By the way, there was a lot of coverage of these arrests in the Jewish press. Not once did I see a comment nor a condemnation by the United Synagogue. Has not one leader, rabbi, congregant, or eloquent voice of Orthodoxy seen the ludicrousy of arresting 18 year old girls for wanting to wear a prayer shawl while praying at one of our holiest sites, nor have they felt the slightest need to comment on it? Perhaps when the Chief Rabbi and his colleagues in the United Synagogue are prepared to condemn the outrageous mistreatment of serious, devoted young women wanting to wear a tallit, not a crime in either civil or religious law, only then will we see even a glimmer of a hope for warm, constructive relationships with our sister, (or should that be brother?) Movements.

One of the commentaries I read this week on vayiggash noted the ambiguity in Joseph's words to his brothers. Often it is viewed as the ultimate statement on forgiveness and reconciliation. This commentator, Naomi Goldman, a Leo Baeck College rabbinic student, said, “When I first looked at this parashah, I thought it was all about forgiveness. But I’m no longer sure that’s the whole story. Maybe he (Joseph) forgives them maybe he doesn’t. I think what Joseph is doing is acknowledging that while we can’t control what happens to us, we can control how we react to it. It’s about facing the darkness within us – do we let it consume us or do we take a choice, a hard choice, to let go of the anger? To what extent are we trapped by our own family histories or can we step outside of our hurt and anger and see a bigger picture?” So what she is saying is that Joseph may not be forgiving them, but he is at least letting them know that he has become a master of his own destiny. He has not let it dictate how he lives his life. In fact, Ms. Goldman even suggests that if not for the treachery of his brothers, Joseph might not have become the great man he became. She says, “Sometimes it’s anger that drives us to show how well we can do without our family’s help. Maybe it was anger that spurred Joseph to rise and stay at the top of Egypt’s political ladder. Sometimes we are aware that we only are who we are because of all the things that have happened to us, good and bad. And sometimes it’s time to let it go.........They don’t become best friends overnight – they can’t change what has happened, or the fact that they have spent the last 20 years apart, but they do come to an accommodation – to a place where they can live together again.”

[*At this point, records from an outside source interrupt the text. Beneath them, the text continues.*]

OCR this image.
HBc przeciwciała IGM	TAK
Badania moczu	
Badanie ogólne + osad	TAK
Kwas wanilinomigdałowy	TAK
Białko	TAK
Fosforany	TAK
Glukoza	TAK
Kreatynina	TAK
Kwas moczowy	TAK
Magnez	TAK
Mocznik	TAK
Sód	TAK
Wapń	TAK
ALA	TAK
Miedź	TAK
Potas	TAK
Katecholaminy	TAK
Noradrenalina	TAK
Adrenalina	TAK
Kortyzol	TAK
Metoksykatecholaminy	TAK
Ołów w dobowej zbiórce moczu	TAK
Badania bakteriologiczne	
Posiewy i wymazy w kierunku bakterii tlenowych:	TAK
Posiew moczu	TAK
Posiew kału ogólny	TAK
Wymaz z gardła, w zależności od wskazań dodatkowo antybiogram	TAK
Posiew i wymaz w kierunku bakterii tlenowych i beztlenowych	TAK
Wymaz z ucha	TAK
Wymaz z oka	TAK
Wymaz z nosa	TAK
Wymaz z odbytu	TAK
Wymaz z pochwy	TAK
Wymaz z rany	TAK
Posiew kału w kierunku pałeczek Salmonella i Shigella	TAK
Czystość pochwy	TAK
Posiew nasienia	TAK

I would like to think that perhaps it was this accommodation, this first step at letting go that was in the background of Pope John XXIII's words all those decades ago. Perhaps he was able to realize that Catholics and Jews would not become best friends overnight, but at least, like Joseph and his brothers, we could come to some kind of accommodation, a place where we could live together again without the anger or burning resentment.

It's perhaps now time for a Chief Rabbi to take that first brave step taken by the Pope over four decades ago. We progressive, modern Jews need, like that Jewish community of the 1960's, to hear a forward-thinking Chief Rabbi who does not just pay lip service to warm, friendly and constructive relation with the heads of his sister movements. We need to have him “come close” – vayiggash – show that he is truly serious about Klal Yisrael, the harmony and fellowship of the entire community of Israel. We need to hear him say to us that he is our brother Joseph – or are we his brother Joseph? – so that there will be hope for all of us Jews of the United Kingdom to be brothers and sisters again. Only then can we begin to accept him as someone worthy of the title Chief Rabbi of a truly United Hebrew Congregations of the Commonwealth.